Fruit Chan’s Dumplings focuses on the act of eating. Over-the-hill actress Qing Li (Miriam Yeung) visits the Shenzhen equivalent of a witch doctor, the mysterious Aunt Mei (Bai Ling), to get an anti-aging supplement in the form of magical dumplings. The revelation of the all-too-rich special ingredient leads to some very unsettling psychological changes in Qing Li, which are slowly reflected on her body. The most satisfying of the three pieces, Dumplings is also the least ambitious. Cut down from a feature-length film, it makes for a darkly seductive look at a woman’s efforts to hang on to her beauty, her appetites going from merely pathetic to the stuff of horror. Remarkably, the lightness of Chan’s direction (coupled with Christopher Doyle’s always elegant cinematography) makes the change seem almost natural.

Cut, the middle chapter, is written and directed by Park Chanwook, the Korean filmmaker behind the cult hits Oldboy and Sympathy for Mr. Vengeance. The story concerns a well-known film director (Byung-hun Lee) and his pianist wife (Hye-jeong Kang), as they endure agonizing physical and psychological abuse at the hands of a disgruntled extra (Won-hie Lim). Park’s trademark slick, almost distractingly inventive camerawork (delirious tracking shots trading off with jittery handheld close-ups) gives the proceedings a madcap intensity, and the short format serves his directorial ADD well, even as he splices together a number of genres (low comedy, musicals, splatter).
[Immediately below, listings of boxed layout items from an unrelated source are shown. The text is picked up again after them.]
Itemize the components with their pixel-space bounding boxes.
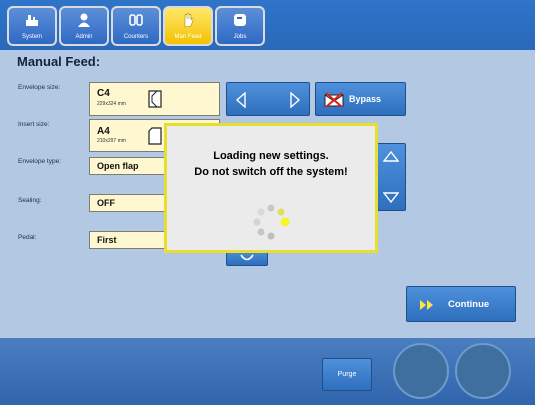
- sealing-value: OFF: [97, 198, 115, 208]
- up-down-stepper[interactable]: [374, 143, 406, 211]
- dialog-message-line1: Loading new settings.: [213, 150, 329, 162]
- envelope-size-arrows-button[interactable]: [226, 82, 310, 116]
- round-button-left[interactable]: [393, 343, 449, 399]
- bypass-label: Bypass: [349, 94, 382, 104]
- insert-size-value: A4: [97, 126, 110, 137]
- envelope-orientation-icon: [148, 90, 162, 108]
- pedal-label: Pedal:: [18, 234, 37, 241]
- purge-button[interactable]: Purge: [322, 358, 372, 391]
- page-title: Manual Feed:: [17, 54, 101, 69]
- arrow-down-icon[interactable]: [383, 192, 399, 204]
- tab-label: Jobs: [233, 34, 247, 40]
- bypass-envelope-icon: [324, 92, 344, 108]
- fast-forward-icon: [420, 300, 433, 310]
- sealing-label: Sealing:: [18, 197, 42, 204]
- admin-icon: [78, 13, 90, 27]
- tab-label: Admin: [75, 34, 93, 40]
- jobs-icon: [234, 14, 246, 26]
- loading-dialog: Loading new settings. Do not switch off …: [164, 123, 378, 253]
- system-icon: [26, 15, 38, 26]
- tab-label: System: [21, 34, 42, 40]
- envelope-type-label: Envelope type:: [18, 158, 62, 165]
- continue-label: Continue: [448, 299, 490, 310]
- dialog-message-line2: Do not switch off the system!: [194, 166, 348, 178]
- envelope-size-dimensions: 229x324 mm: [97, 101, 126, 107]
- arrow-left-icon[interactable]: [235, 92, 247, 108]
- insert-size-label: Insert size:: [18, 121, 50, 128]
- tab-jobs[interactable]: Jobs: [215, 6, 265, 46]
- insert-size-dimensions: 210x297 mm: [97, 138, 126, 144]
- tab-system[interactable]: System: [7, 6, 57, 46]
- envelope-size-label: Envelope size:: [18, 84, 61, 91]
- document-icon: [148, 127, 162, 145]
- tab-counters[interactable]: Counters: [111, 6, 161, 46]
- bypass-button[interactable]: Bypass: [315, 82, 406, 116]
- tab-label: Man Feed: [174, 34, 202, 40]
- purge-label: Purge: [337, 371, 357, 378]
- pedal-value: First: [97, 235, 117, 245]
- counters-icon: [129, 14, 143, 26]
- tab-label: Counters: [123, 34, 149, 40]
- envelope-size-field[interactable]: C4 229x324 mm: [89, 82, 220, 116]
- envelope-size-value: C4: [97, 88, 110, 99]
- top-nav-bar: System Admin Counters Man Feed Jobs: [0, 0, 535, 50]
- tab-man-feed[interactable]: Man Feed: [163, 6, 213, 46]
- continue-button[interactable]: Continue: [406, 286, 516, 322]
- hand-icon: [184, 13, 194, 28]
- arrow-up-icon[interactable]: [383, 150, 399, 162]
- arrow-right-icon[interactable]: [289, 92, 301, 108]
- round-button-right[interactable]: [455, 343, 511, 399]
- tab-admin[interactable]: Admin: [59, 6, 109, 46]
- loading-spinner-icon: [253, 204, 290, 240]
- envelope-type-value: Open flap: [97, 161, 139, 171]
It’s no surprise that Park takes the body horror theme to its most obvious “extreme”: torture. Angry that the director is a “good man,” the extra threatens to chop off one of the wife’s fingers every five minutes, until the director kills a young girl tied up in a corner of the room. Toying with the director’s moral sensibility, the extra destroys his dignity and steals his power. The extra even stages the abuse on a film set mock-up of the director’s home, where he can adjust music and lighting to dramatic effect. Cut at times plays like a smarter, more chaotic version of Saw. It includes many twists before the denouement, though by then the initially tight narrative has spiraled into near incoherence. The point, however, is unmistakable: we are all directed.
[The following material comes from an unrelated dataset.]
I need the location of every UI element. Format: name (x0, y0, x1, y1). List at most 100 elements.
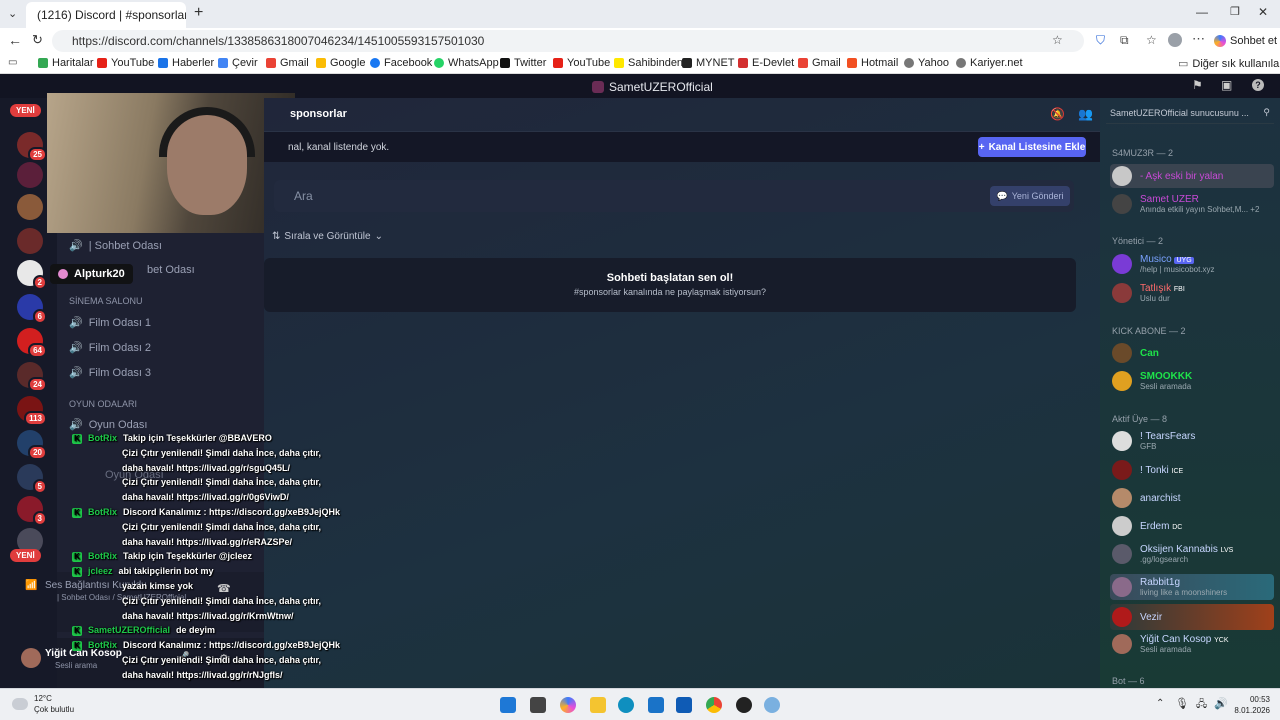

The third and most perplexing entry is Takashi Miike’s Box. While his chief claim to fame has been the depths of depravity to which his films sometimes sink (Ichi the Killer being a prime example), Miike is also a consummate craftsman. This short turns out to be the least overtly “extreme” chapter, but it is also the creepiest. It mixes familiar J-horror techniques (long takes, eerie noises, silence) with surreal imagery that recalls the work of David Lynch.

The story unfolds in fits and starts, like a dream constantly interrupted, every detail part of an elaborate allegory. Novelist Kyoko (Kyoko Hasegawa) is troubled by nightmares that may or may not relate to her past. A massive tree, snow-covered plain, and lone circus tent haunt her. Inside the tent, a young Kyoko and her sister Shoko perform contortionist acrobatic stunts under the direction of their stepfather (Atsuro Watabe). Like tiny dolls, they can collapse to fit into small boxes. But Kyoko, jealous of their stepfather’s (vaguely incestuous) attention to her sister, plots the girl’s demise. In her waking life, her editor is also played by Watabe (though their personalities couldn’t be more different), blurring its distinction from her dreams. The film conveys a disturbing sexual subtext, capped off by a jaw-dropping final shot that reveals just how closely Kyoko and her sister are related.

While none of the three pieces in Three… Extremes is directly connected to the others, they do create a thematic coherence. In each, psychological traumas are expressed on bodies. In exploring the fragile boundary between mental and our physical states, the film gives its grisly forays into the “extreme” greater resonance than the sensational title might suggest. It’s a wonderfully unpleasant reminder of the deep, dark places that intelligent horror can go, places where even the most splatter-happy mainstream “thrillers” fear to tread.